Army Planning for Civilian Projects
Prior to serving as a project manager (PM) in the civilian world, I spent 23 years in the US Army. I served the majority of those years in Special Forces, and was involved in the planning and managing of numerous operations.
The military uses a deliberate planning process for every action it takes. No matter how dangerous or mundane, planning is done before any action is authorized. Launching a raid on an enemy encampment? There’s a plan for that. Holding a graduation ceremony for a military course? There’s a plan for that, too.
When I started my first civilian job as a project manager, I believed that my projects would be planned the same way. Boy, was I wrong! It didn’t take me long to realize that projects were started with a meeting where key leaders reached consensus on what needed to be produced, and left with a vague idea of what timeframe they wanted it to be done.
This was a rude awakening for me, and I questioned whether I could work in an environment where planning wasn’t priority one. To understand my dilemma, remember that the Army engrained in me the concept that planning is nothing more than understanding the current situation, determining what we desire to accomplish, and establishing ways to reach the desired end-state. At all command levels, this simple concept is carried out by the preparation of very detailed plans that focus on all aspects of an operation or mission.
How Does This Relate to the Business World?
You may be asking yourself why this matters. This isn’t the Army, and we don’t need to plan like that. Well, it matters. A lot. Lack of planning can have a major impact on a project, your company’s brand, and bottom-line.
If we go back to the Army definition of planning, we see that the first step of planning is to understand your current situation. This is critical for your business regardless of the product or service you offer.
A clear understanding of your situation gives you the ability to determine what needs or should be done. It is the impetus for launching a new project. For example, maybe your third quarter earnings are lower than expected, so you are looking for ways to increase revenue. Your situation justifies the desire to launch a new project.

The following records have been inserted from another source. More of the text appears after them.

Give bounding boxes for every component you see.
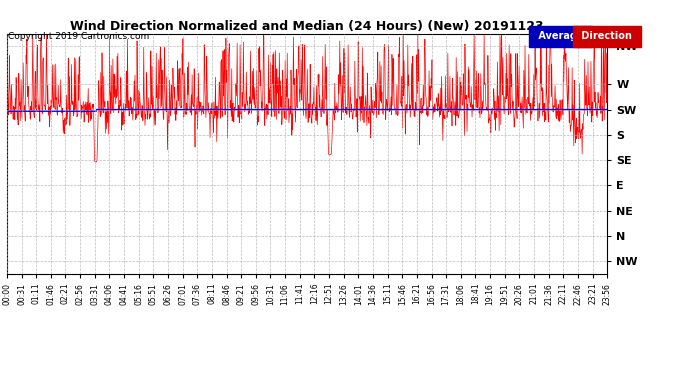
Text: Average: Average <box>535 32 586 41</box>
Text: Direction: Direction <box>578 32 635 41</box>
Title: Wind Direction Normalized and Median (24 Hours) (New) 20191123: Wind Direction Normalized and Median (24… <box>70 20 544 33</box>
Text: Copyright 2019 Cartronics.com: Copyright 2019 Cartronics.com <box>8 32 150 41</box>
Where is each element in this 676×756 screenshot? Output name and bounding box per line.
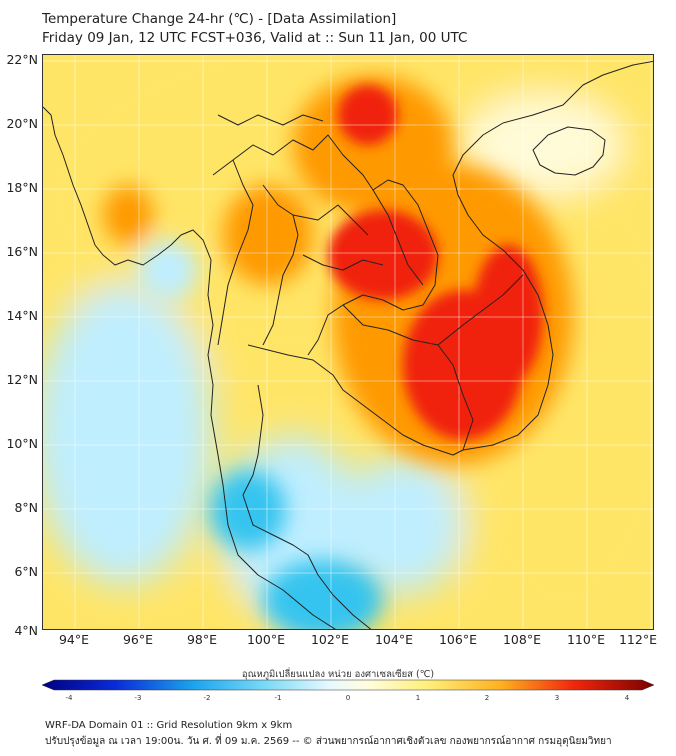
lon-label-108e: 108°E: [502, 632, 541, 647]
graticule: [43, 55, 653, 629]
colorbar-tick: 1: [415, 694, 421, 702]
map-panel: [42, 54, 654, 630]
country-borders: [43, 60, 653, 629]
lon-label-112e: 112°E: [618, 632, 657, 647]
colorbar-tick: -4: [65, 694, 73, 702]
lat-label-8n: 8°N: [14, 500, 38, 515]
lat-label-10n: 10°N: [6, 436, 38, 451]
hot-zone-myanmar: [223, 185, 313, 285]
colorbar-tick: -3: [134, 694, 142, 702]
colorbar-scale: [41, 679, 655, 691]
lat-label-20n: 20°N: [6, 116, 38, 131]
chart-title: Temperature Change 24-hr (℃) - [Data Ass…: [42, 11, 397, 27]
colorbar-title: อุณหภูมิเปลี่ยนแปลง หน่วย องศาเซลเซียส (…: [241, 669, 435, 680]
lat-label-18n: 18°N: [6, 180, 38, 195]
cool-zone-scs: [343, 455, 463, 595]
colorbar-tick: 0: [345, 694, 351, 702]
lon-label-96e: 96°E: [122, 632, 154, 647]
hot-zone-west-coast: [103, 185, 153, 245]
lat-label-16n: 16°N: [6, 244, 38, 259]
cold-zone-malacca: [263, 560, 383, 629]
very-hot-zone-north: [338, 85, 398, 145]
lon-label-104e: 104°E: [374, 632, 413, 647]
lat-label-22n: 22°N: [6, 52, 38, 67]
chart-subtitle: Friday 09 Jan, 12 UTC FCST+036, Valid at…: [42, 30, 468, 46]
lon-label-100e: 100°E: [246, 632, 285, 647]
lon-label-106e: 106°E: [438, 632, 477, 647]
colorbar-tick: 3: [554, 694, 560, 702]
colorbar-tick: 4: [624, 694, 630, 702]
lon-label-110e: 110°E: [566, 632, 605, 647]
lat-label-12n: 12°N: [6, 372, 38, 387]
lat-label-6n: 6°N: [14, 564, 38, 579]
cold-zone-west: [138, 240, 198, 300]
colorbar-tick: -1: [274, 694, 282, 702]
very-hot-zone-laos: [328, 210, 438, 300]
lon-label-94e: 94°E: [58, 632, 90, 647]
colorbar-tick: 2: [484, 694, 490, 702]
very-hot-zone-coast: [473, 245, 543, 385]
footer-credit: ปรับปรุงข้อมูล ณ เวลา 19:00น. วัน ศ. ที่…: [45, 736, 612, 747]
cool-zone-andaman: [43, 285, 213, 585]
cool-zone-hainan: [463, 95, 623, 195]
lon-label-102e: 102°E: [310, 632, 349, 647]
colorbar: [41, 679, 655, 691]
lat-label-4n: 4°N: [14, 623, 38, 638]
footer-model-info: WRF-DA Domain 01 :: Grid Resolution 9km …: [45, 720, 293, 731]
lat-label-14n: 14°N: [6, 308, 38, 323]
colorbar-tick: -2: [203, 694, 211, 702]
lon-label-98e: 98°E: [186, 632, 218, 647]
temperature-change-map: [43, 55, 653, 629]
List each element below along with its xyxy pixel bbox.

Knowing that your earnings are lower than expected, and concluding that you need to take some sort of action to right the ship, you must now think about what you want to do. This is an area where many organizations fall short. They fail to clearly define what they want to accomplish and how to go about it. The earnings example clearly points out the need to increase earnings and reach your end of year goal. Any project you launch must meet that objective.
After deliberation, maybe your stakeholders decide that creating a new app is the perfect way to meet the revenue goals. While that sounds great, the second part of the definition demands that we determine how to reach that end state? Did the accepted course of action result from deliberate planning? If so, it should have included development of a business case for the app; the scope of the project; timeline required to get the app to market; required resources, and many other factors. When you consider each, it is easy to see where so many poorly planned projects go wrong.
Plan for Success
Project planning is success planning. You wouldn’t go on a road trip without knowing the way, right? Consider the project plan your roadmap. It tells you where you are going, how you are going to get there, and gives you the information needed to estimate how long it will take you to get there and the resources needed along the way.
Your project plan, at a minimum, should identify the following factors:
-Scope. The scope of a project should clearly outline what you want to produce (in specific detail), and the work necessary to complete the project.
-Required resources. Project resources include budget/money, personnel, materials and time. Yes, time is a resource, and can be very scarce. Manage it wisely!
-Project timeline. Your timeline should take into consideration all of the required tasks (including sub-tasks) and the time it takes to complete each. You also need to consider task sequencing (dependencies).
-Quality assurance and control. How do you ensure that your efforts are producing the required results? What do you do if they aren’t?
-Communication. How will your team communicate? This includes internal and external communication. The accurate and timely flow of information is critical to project success.
-Risk management. We all know the adage ‘what can go wrong, will go wrong’. Unfortunately, this is an integral part of project management. You need to clearly define the risks to your project; determine the likelihood of their occurrence; and the consequence of their occurrence. Once defined, you need to ask yourself whether you can accept each risk, and if you can’t, identify and implement mitigation strategies.
This is by no means a comprehensive look at project planning. For additional information on project management, visit The Project Management Institute (PMI) website. PMI is considered the premier organization for project management training and certification.
This Sounds Like A TON Of Work!
Project planning requires a lot of effort to be successful. It is also time consuming, and these factors are why so many organizations are loath use their resources on planning. However, when you consider the risk of project failure due to a lack of planning, it becomes clear that the benefits of project planning greatly outweigh any expenditure of time and effort it requires.
So, why doesn’t your company perform deliberate planning as a matter of routine? It may be that your leadership doesn’t want to take the time to put a comprehensive plan together. It may be that they don’t want to expend the effort it requires. Or, as is often the case, they may not have the knowledge and skills to do it.
That’s where you come in as a PM. You have the tools to show them the benefits of project planning. Just don’t try to change everything at once. I did, and I was met with serious resistance. Pick a few areas where you see planning will greatly help your current situation, and implement them.
Once your stakeholders see the results of these smaller changes, you can add a few more. Soon enough, you will be launching projects with fully developed plans and a reasonable assurance that your project will be completed on-time, under-budget and within scope. You may even meet your end of year earnings target.